TCM syndrome differentiation:
1 spleen deficiency wetness general health condition is acceptable, blister size is not equal, tension is full, the content is serous, no inflammation around, loose stools, pale tongue, body fat with scallops, white or white greasy, slow pulse .
Dialectical: spleen and dampness, water and wet overflow.
2 spleen and kidney yang deficiency type more common in infants and children, children with thin body, thin hair, soft or hair loss, poor teeth development, soft or falling nails, hands and feet are not warm, or often cyanosis, often have more diarrhea, The skin has bullae or blisters, the tongue is light or the tongue is fat, the white is white or less, and the pulse is fine. This type is more common in dominant dystrophy.
Dialectical: kidney yang deficiency, lack of blood.
Differential diagnosis
1. Neonatal impetigo: very contagious, can be epidemic. The blister is easily broken, and the content quickly becomes purulent. Staphylococcus or streptococcus can be found, and the inflammation is remarkable and easy to cure.
2. Skin porphyria disease: blisters are more common in the exposed parts of the back, face, ears, etc., sensitive to light, visible hairy, often accompanied by liver damage, increased urinary porphyrin and coproporphyrin in urine and feces.

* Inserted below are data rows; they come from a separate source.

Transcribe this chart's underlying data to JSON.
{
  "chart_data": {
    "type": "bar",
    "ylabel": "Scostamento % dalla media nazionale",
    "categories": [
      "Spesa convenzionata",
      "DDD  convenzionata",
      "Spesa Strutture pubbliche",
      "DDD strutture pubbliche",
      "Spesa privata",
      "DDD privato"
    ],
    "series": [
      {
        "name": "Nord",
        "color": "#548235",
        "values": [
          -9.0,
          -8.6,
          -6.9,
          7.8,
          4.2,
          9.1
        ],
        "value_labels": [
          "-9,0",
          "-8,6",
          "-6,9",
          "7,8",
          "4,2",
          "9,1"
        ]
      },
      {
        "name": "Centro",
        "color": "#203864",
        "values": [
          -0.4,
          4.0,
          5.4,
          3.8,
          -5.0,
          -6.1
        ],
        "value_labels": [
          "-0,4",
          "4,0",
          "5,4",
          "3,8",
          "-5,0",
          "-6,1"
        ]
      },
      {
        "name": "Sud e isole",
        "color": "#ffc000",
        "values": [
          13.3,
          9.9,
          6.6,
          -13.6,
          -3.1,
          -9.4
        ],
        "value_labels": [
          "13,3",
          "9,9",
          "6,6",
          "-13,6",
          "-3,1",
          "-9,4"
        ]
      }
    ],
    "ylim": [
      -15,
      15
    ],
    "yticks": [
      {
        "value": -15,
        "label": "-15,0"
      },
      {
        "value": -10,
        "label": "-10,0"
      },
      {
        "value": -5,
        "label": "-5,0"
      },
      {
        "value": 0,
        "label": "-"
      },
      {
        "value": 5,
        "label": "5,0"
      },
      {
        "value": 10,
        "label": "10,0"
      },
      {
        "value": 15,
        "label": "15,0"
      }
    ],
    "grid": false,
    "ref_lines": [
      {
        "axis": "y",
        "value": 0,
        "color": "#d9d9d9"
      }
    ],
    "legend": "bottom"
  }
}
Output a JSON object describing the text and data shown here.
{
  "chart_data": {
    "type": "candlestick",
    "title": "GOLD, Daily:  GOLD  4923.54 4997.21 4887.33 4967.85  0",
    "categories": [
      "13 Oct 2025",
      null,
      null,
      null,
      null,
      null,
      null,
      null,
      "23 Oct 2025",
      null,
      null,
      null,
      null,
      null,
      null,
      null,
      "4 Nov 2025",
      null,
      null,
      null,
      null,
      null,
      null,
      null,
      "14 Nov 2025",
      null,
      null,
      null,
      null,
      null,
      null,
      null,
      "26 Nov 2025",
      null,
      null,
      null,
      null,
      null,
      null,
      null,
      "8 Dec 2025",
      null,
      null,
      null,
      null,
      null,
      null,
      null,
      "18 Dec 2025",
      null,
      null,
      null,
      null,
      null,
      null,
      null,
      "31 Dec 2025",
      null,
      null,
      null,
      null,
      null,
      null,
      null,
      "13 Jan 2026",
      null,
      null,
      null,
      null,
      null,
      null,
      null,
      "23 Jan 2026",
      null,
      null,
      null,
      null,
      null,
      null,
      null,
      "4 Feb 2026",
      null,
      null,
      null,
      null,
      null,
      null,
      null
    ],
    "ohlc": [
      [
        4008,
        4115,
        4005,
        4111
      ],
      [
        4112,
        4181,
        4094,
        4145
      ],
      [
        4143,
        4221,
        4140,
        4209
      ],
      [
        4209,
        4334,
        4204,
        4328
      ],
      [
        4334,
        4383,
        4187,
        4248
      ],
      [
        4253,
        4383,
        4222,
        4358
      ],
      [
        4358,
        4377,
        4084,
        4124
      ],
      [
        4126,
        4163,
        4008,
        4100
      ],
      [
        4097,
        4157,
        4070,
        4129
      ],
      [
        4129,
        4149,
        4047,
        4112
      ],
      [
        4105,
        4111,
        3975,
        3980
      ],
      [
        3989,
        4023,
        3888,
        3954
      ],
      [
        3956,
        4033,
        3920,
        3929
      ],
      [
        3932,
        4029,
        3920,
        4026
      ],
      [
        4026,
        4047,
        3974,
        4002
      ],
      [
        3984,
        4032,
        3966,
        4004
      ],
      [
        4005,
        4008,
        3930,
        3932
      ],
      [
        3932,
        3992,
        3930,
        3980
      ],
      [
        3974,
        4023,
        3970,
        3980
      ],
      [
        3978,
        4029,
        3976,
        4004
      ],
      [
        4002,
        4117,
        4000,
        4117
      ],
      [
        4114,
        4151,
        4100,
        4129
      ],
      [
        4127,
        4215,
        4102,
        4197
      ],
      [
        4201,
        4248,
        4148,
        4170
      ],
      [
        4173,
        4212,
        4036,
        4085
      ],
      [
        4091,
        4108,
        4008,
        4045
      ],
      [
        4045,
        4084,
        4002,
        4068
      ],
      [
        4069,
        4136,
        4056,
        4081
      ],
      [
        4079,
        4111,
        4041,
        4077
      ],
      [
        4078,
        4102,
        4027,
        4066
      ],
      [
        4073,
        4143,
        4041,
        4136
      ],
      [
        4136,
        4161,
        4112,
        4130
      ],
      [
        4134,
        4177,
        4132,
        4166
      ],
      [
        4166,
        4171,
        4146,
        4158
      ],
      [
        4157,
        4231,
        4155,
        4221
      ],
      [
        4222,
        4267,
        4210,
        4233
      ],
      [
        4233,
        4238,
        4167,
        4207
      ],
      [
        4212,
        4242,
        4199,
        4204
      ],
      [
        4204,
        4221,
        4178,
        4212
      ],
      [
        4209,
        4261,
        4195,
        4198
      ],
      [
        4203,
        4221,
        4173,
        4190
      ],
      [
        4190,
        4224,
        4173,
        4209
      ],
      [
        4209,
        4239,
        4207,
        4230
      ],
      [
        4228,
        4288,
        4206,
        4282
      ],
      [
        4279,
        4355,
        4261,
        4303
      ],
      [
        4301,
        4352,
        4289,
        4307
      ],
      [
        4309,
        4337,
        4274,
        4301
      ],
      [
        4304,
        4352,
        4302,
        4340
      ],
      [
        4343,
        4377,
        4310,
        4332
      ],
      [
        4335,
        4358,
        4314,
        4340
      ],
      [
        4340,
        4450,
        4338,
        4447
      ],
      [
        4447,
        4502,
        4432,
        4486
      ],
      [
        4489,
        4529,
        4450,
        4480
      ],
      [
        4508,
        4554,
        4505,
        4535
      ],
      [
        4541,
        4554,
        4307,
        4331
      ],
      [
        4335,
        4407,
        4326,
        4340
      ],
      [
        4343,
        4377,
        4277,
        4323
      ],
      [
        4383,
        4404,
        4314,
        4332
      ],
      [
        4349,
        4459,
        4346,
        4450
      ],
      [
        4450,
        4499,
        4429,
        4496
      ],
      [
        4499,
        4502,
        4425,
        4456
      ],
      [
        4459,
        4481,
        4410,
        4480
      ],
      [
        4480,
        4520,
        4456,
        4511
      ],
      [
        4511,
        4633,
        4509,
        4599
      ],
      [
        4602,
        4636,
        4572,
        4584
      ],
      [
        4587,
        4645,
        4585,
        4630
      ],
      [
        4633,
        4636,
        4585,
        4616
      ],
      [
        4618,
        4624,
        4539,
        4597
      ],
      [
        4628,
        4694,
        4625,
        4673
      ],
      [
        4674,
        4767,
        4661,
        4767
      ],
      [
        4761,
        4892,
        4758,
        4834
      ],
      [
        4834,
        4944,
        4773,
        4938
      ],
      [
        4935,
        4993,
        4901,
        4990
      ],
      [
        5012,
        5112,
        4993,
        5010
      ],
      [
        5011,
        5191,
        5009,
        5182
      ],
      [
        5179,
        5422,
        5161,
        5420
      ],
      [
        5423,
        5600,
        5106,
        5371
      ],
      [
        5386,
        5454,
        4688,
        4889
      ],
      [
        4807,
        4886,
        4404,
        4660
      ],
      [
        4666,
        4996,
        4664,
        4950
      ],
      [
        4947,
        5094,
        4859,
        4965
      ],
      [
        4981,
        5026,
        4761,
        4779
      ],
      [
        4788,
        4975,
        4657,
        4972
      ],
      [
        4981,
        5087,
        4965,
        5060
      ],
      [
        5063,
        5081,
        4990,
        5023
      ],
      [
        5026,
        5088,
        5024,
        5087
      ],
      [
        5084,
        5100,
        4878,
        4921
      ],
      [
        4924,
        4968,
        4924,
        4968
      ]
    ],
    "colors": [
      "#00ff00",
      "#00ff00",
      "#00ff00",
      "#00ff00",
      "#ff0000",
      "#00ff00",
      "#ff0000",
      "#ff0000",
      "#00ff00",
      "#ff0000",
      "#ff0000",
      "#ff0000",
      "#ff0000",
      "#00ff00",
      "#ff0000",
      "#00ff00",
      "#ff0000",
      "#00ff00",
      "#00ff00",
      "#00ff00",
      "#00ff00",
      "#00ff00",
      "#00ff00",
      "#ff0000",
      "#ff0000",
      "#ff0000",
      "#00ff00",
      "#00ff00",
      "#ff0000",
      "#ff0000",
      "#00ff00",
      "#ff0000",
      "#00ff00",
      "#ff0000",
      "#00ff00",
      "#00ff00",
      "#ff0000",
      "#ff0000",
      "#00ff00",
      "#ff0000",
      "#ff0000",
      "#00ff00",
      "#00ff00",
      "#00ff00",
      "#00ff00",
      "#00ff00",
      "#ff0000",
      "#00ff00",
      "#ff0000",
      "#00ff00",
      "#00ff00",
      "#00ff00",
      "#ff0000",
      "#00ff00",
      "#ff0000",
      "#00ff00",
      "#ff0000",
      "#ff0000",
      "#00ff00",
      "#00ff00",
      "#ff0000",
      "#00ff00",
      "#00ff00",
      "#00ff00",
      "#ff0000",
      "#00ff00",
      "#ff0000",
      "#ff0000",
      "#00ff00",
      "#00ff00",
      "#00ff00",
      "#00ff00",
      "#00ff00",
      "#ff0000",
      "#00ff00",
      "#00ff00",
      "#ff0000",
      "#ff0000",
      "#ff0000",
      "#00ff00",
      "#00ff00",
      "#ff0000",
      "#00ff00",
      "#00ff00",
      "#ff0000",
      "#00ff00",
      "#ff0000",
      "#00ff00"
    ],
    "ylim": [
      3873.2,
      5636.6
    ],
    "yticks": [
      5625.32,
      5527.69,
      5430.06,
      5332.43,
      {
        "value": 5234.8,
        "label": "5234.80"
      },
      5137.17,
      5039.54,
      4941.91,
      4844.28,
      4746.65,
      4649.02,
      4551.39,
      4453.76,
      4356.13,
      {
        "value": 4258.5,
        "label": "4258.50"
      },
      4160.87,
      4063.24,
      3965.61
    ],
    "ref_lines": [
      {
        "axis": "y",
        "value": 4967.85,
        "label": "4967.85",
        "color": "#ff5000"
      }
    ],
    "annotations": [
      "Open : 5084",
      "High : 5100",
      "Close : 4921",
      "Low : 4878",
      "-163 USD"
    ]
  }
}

3. Children with linear IgA bullous skin disease: the disease is not limited to the friction site, no genetic history, no atrophic scar after the recovery, direct immunofluorescence examination shows IgA along the basement membrane band is linear deposition.
4. Neonatal pemphigus: often spread the body, the blister wall is loose, can be quickly controlled with antibiotics.
5. Bullous papular urticaria: often accompanied by obvious itching, and edematous papules.
6. Acquired bullous epidermolysis: It can be caused by drugs, infections, porphyria, amyloidosis, etc., often accompanied by other manifestations of related diseases.
7. In addition, during puberty, the blister of the foot should be differentiated from athlete's foot and porphyria.